Contos

Nada combina com absinto

A garoa estava fina, mas o calor permanecia. A calçada era larga, de cimento, e a rua estava deserta. António acordou em meio ao vômito. Sujo, jogado ao chão, tentava se levantar atordoado, com uma forte dor de cabeça e várias perguntas no ar: onde estou? Que dia é hoje? Que horas são? Como vim parar aqui? O que aconteceu ontem à noite?

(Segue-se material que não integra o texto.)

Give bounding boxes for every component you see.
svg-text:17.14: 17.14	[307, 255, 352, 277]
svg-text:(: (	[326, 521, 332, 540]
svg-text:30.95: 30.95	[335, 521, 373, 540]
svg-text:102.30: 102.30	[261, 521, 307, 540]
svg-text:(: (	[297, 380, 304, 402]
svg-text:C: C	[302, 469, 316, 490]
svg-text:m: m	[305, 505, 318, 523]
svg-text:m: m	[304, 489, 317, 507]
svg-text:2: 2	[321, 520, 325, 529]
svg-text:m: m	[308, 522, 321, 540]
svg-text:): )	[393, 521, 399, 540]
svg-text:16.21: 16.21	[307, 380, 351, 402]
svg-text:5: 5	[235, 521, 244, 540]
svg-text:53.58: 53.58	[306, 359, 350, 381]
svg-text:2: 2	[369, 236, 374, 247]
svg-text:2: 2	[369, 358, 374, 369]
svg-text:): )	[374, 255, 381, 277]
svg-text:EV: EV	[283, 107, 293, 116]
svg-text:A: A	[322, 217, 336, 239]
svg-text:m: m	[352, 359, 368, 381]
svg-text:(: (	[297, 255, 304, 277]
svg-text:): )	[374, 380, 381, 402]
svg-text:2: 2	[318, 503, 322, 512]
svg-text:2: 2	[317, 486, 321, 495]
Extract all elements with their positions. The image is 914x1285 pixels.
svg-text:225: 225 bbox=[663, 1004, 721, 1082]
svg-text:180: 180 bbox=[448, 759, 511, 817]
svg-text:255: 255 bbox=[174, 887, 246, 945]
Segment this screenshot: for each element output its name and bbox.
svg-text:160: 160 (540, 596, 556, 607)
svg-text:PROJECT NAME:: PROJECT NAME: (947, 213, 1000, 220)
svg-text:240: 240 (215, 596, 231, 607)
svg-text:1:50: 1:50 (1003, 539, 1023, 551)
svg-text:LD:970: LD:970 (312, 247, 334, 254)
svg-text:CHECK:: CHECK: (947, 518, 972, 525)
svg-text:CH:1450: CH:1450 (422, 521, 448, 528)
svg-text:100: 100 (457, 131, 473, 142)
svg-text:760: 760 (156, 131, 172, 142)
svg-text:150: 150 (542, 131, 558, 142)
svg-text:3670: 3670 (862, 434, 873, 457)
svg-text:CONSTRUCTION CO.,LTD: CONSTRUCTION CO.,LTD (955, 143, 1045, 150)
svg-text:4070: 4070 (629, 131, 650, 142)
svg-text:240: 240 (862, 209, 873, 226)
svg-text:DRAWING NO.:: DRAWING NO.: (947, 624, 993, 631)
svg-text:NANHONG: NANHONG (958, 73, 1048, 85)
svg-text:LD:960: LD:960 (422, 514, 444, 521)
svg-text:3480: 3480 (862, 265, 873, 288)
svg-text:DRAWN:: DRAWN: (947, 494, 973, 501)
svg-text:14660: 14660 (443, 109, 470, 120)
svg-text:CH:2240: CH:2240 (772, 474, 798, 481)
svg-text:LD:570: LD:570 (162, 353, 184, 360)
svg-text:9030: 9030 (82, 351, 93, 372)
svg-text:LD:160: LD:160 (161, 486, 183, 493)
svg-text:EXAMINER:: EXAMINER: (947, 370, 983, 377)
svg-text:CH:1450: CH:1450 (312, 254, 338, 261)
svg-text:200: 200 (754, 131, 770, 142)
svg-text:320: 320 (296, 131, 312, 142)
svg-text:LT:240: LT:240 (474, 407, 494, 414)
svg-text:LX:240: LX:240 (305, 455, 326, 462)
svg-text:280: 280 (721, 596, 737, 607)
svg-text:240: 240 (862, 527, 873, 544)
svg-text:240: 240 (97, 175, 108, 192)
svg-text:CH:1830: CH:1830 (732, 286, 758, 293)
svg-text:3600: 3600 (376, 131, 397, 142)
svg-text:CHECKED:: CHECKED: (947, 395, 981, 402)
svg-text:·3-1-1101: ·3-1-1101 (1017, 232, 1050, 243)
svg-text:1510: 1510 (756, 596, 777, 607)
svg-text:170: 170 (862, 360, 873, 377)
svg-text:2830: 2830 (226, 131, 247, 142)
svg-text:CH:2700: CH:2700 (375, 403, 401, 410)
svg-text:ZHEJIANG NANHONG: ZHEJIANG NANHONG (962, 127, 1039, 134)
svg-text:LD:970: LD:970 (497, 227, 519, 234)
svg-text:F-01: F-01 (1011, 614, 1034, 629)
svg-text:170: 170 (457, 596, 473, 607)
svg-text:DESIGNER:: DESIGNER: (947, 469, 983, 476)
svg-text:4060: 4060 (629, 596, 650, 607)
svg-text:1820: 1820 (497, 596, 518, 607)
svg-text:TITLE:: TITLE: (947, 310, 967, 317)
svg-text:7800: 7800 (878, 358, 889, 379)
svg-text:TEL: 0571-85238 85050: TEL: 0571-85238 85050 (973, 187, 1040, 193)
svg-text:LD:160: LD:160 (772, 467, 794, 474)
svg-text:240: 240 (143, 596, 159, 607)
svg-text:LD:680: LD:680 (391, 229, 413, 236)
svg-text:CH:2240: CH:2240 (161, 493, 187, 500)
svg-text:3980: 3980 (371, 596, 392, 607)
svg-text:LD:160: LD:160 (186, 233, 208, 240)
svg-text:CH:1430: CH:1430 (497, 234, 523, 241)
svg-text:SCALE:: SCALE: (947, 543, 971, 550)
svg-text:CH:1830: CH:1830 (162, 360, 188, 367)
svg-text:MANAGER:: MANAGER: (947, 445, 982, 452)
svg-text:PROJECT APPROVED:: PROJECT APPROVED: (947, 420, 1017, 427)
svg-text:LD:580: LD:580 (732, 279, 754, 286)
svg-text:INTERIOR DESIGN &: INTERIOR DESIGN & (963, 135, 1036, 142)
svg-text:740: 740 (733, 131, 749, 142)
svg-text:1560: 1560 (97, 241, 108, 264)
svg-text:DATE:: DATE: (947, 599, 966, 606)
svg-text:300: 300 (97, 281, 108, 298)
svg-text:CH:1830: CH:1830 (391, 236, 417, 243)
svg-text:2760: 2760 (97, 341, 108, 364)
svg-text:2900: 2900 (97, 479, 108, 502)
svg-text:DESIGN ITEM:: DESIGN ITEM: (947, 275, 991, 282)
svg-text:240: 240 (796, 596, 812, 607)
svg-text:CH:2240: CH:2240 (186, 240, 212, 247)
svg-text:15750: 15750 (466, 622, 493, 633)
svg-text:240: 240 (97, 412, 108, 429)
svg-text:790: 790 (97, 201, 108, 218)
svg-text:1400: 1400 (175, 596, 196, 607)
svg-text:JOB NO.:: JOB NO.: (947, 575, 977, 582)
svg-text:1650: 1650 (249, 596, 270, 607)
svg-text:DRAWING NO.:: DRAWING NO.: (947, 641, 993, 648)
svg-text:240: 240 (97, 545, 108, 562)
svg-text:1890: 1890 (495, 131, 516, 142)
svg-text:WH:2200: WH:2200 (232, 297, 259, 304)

Ele vestia a mesma roupa que trabalhou no dia anterior: camisa social azul marinho aberta, com uma malha por baixo e calça jeans. Olhou em volta e não reconheceu aonde estava. Um muro fechado de mais de dois metros atrás de si, uma estrada de barro, sem casas em volta. Uma coisa era certa: estava longe, muito longe de casa.

Em sua volta uma garrafa vazia de sangria, um revólver e o seu bloco de anotações aberto em uma página com um número de telefone escrito em uma bela grafia que ainda continha a frase “Nada combina com absinto”. Ao tocar no bloco de anotações, teve algumas lembranças da noite anterior.

– Não vou poder ir. Estou com uma baita pauta. Investigo um empresário golpista, montou vários negócios em Lisboa para roubar turistas. Restaurante, hotel, hostel, tudo que ele monta é para truques – comentou António com o amigo, entre um gole e outro de cerveja.

– Tu tá falando daquele novo restaurante que abriu no Cais? Tu sabes que o dono tem um boteco duas quadras acima? O tal World’s Bar…

– Vamos lá? Só dar uma passada, olhar o movimento. Dificilmente ele estará aqui, mas posso conseguir algumas informações novas

– Tu podes trabalhar bebendo? Já tomasse várias, hoje…

– Jornalista é jornalista o tempo todo. Vamos lá

António e o amigo foram até o bar do suspeito. Diferente das outras bodegas do Bairro Alto, o World’s Bar estava em uma casa inteiramente reformada. Tinha seguranças na porta e cobrada entrada. O amigo jogou meio copo de cerveja fora para poder entrar.

António pegou o telefone para ver as fotos. Não lembrava da noite anterior, mas se estava a investigar um caso, era certo que a câmera foi usada. Porém, o aparelho estava desligado, sem bateria. Sentou-se na rua e começou a procurar por informações novas no bloco de anotações. Afinal, estava em um local misterioso e sem contato com o mundo.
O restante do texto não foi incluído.